For more information check out the blog post or the video, and download the latest stable version today to try it out for yourself!

AndroidX releases 🚀

Since the previous episode, there have been some AndroidX releases worth highlighting.

Graduated to stable, we can find AppCompat 1.6.0 that primarily supports Android 13 including per-language preferences and predictive back, and Room 2.5.0 that got its runtime converted from Java to Kotlin and new features such as the Upsert annotation and room-paging support for RxJava and Guava.

The Lifecycle’s new 2.6.0-alpha04 version removes the experimental annotation from the collectAsStateWithLifecycle API and deprecates the pausing dispatcher and launchWhenX APIs.

As new libraries, we can find the androidx.credentials library that helps users sign into apps, using their stored credentials including passwords and passkeys. Also new privacy sandbox libraries such as the adservices one that enables integration with Privacy Preserving APIs, and sdkruntime that contains components for building and loading Runtime enabled SDKs on old versions of Android Platform.

Articles 📚

Don Turner wrote about adding a domain layer to an app that covers how the team added a domain layer to the Now in Android app for improved readability, scalability and portability.

Anton Hansson wrote about extending the Android SDK that covers the Extension SDK framework that enables the team to introduce new functionality outside of major API level releases allowing faster innovations such as the new photo picker, and provide backward compatibility.

chiara chiappini wrote about the ease the development of media apps for Wear OS with the media toolkit you’ll learn how to bring your media app to Wear OS smartwatches with the help of the newly released Wear media toolkit.

Mozart Louis wrote the first part of a HDR series, migrating from TextureView to SurfaceView. Migrating to the preferred SurfaceView enables HDR playback on supported devices.

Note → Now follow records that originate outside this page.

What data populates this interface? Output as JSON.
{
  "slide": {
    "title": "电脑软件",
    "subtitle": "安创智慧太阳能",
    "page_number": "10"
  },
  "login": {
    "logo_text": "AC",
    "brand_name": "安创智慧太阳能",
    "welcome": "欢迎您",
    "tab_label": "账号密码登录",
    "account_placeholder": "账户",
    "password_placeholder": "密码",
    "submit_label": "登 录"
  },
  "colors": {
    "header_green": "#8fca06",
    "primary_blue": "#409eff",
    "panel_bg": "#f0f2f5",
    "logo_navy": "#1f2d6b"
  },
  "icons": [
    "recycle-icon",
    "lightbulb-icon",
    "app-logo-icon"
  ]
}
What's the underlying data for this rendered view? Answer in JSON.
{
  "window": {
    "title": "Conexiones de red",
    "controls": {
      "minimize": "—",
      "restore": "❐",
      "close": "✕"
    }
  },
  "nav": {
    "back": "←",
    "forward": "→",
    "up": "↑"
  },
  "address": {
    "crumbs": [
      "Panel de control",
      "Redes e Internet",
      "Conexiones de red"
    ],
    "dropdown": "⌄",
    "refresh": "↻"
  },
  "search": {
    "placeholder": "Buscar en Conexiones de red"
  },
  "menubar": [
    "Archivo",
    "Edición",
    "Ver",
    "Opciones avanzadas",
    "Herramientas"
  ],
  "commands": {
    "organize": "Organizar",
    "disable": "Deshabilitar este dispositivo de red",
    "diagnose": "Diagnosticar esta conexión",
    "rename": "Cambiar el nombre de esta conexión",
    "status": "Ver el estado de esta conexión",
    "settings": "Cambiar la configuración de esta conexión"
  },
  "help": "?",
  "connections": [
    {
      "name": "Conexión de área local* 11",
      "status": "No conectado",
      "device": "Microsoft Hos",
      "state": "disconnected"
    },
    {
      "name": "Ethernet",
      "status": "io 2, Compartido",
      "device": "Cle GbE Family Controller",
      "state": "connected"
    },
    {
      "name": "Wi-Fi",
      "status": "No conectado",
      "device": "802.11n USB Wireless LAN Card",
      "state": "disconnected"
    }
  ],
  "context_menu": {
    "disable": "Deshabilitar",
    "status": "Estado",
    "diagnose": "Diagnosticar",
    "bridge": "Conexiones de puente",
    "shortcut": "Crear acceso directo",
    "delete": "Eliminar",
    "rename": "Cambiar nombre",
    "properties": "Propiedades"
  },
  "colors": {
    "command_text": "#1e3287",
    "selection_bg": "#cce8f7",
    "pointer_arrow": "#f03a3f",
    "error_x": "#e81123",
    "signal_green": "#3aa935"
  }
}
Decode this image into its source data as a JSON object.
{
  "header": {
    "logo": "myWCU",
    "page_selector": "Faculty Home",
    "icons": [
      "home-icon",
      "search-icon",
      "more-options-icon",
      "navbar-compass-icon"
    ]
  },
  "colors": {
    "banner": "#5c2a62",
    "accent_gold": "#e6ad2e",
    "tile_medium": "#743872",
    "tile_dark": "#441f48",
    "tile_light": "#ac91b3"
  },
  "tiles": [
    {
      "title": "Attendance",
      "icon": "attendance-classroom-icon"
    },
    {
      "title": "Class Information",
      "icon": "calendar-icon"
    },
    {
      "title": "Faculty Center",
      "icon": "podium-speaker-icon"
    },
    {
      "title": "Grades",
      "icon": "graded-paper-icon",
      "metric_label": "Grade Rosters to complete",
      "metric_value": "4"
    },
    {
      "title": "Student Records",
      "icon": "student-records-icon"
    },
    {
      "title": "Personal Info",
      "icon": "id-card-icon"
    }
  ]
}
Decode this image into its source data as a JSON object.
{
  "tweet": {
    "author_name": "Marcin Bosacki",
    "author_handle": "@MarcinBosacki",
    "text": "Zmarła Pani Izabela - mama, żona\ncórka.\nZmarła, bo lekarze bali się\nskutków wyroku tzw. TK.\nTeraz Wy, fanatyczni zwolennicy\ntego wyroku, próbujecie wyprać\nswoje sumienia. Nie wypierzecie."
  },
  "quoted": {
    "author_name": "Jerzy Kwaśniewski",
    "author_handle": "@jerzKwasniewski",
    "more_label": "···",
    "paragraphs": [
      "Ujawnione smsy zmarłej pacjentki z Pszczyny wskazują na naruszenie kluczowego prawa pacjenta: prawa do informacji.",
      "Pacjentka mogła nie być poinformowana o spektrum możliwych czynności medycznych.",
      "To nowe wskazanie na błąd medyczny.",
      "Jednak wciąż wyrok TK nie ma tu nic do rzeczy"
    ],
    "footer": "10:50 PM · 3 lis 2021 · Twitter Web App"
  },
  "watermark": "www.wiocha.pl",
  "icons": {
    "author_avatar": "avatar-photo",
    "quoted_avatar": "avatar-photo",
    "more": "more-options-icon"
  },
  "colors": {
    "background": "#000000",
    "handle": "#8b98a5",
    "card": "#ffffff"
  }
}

Cedric Ferry wrote about the Stylus low latency. The post covers two new libraries (low latency graphics and motion prediction) that aim to reduce the processing time between stylus input and screen rendering, explores how these libraries work, and how you can implement a best-in-class stylus experience in your app.

Videos 🎥

If you want to make your app grow, you should watch these two videos, optimize paywall conversion, and engage with push notifications, to learn about those topics and improve your app.

Donovan recorded a video about CameraX concepts to introduce you to its functionality through 4 use cases: Preview, ImageCapture, VideoCapture, and ImageAnalysis.

Chris Shmerling recorded an in-depth walkthrough of a sample app using the FLEDGE API, a component of the Privacy Sandbox on Android.

Erin recorded an introduction to the Attribution Reporting API that is designed to provide improved user privacy by removing reliance on cross-party user identifiers, and to support key use cases for attribution and conversion measurement. The video walks you through a sample implementation of the Attribution Reporting API on Android.

ADB Podcast Episodes🎙

In Episode 193: Kotlin, James Ward joins Chet Haase, Tor Norbye, and Romain Guy to talk about Kotlin Multiplatform (both KMP and KMM) and what’s coming for Kotlin in 2023, especially the new K2 frontend.

Now then… 👋

That’s it for the first Now in Android episode of 2023 with a new version of Android Studio stable, AndroidX releases, articles about the domain layer, extending the Android SDK, Wear OS, HDR and the stylus, videos about app growth, CameraX and the Attribution Reporting API, a new episode of the Android Developers Backstage, and more!

Come back here soon for the next update from the Android developer universe.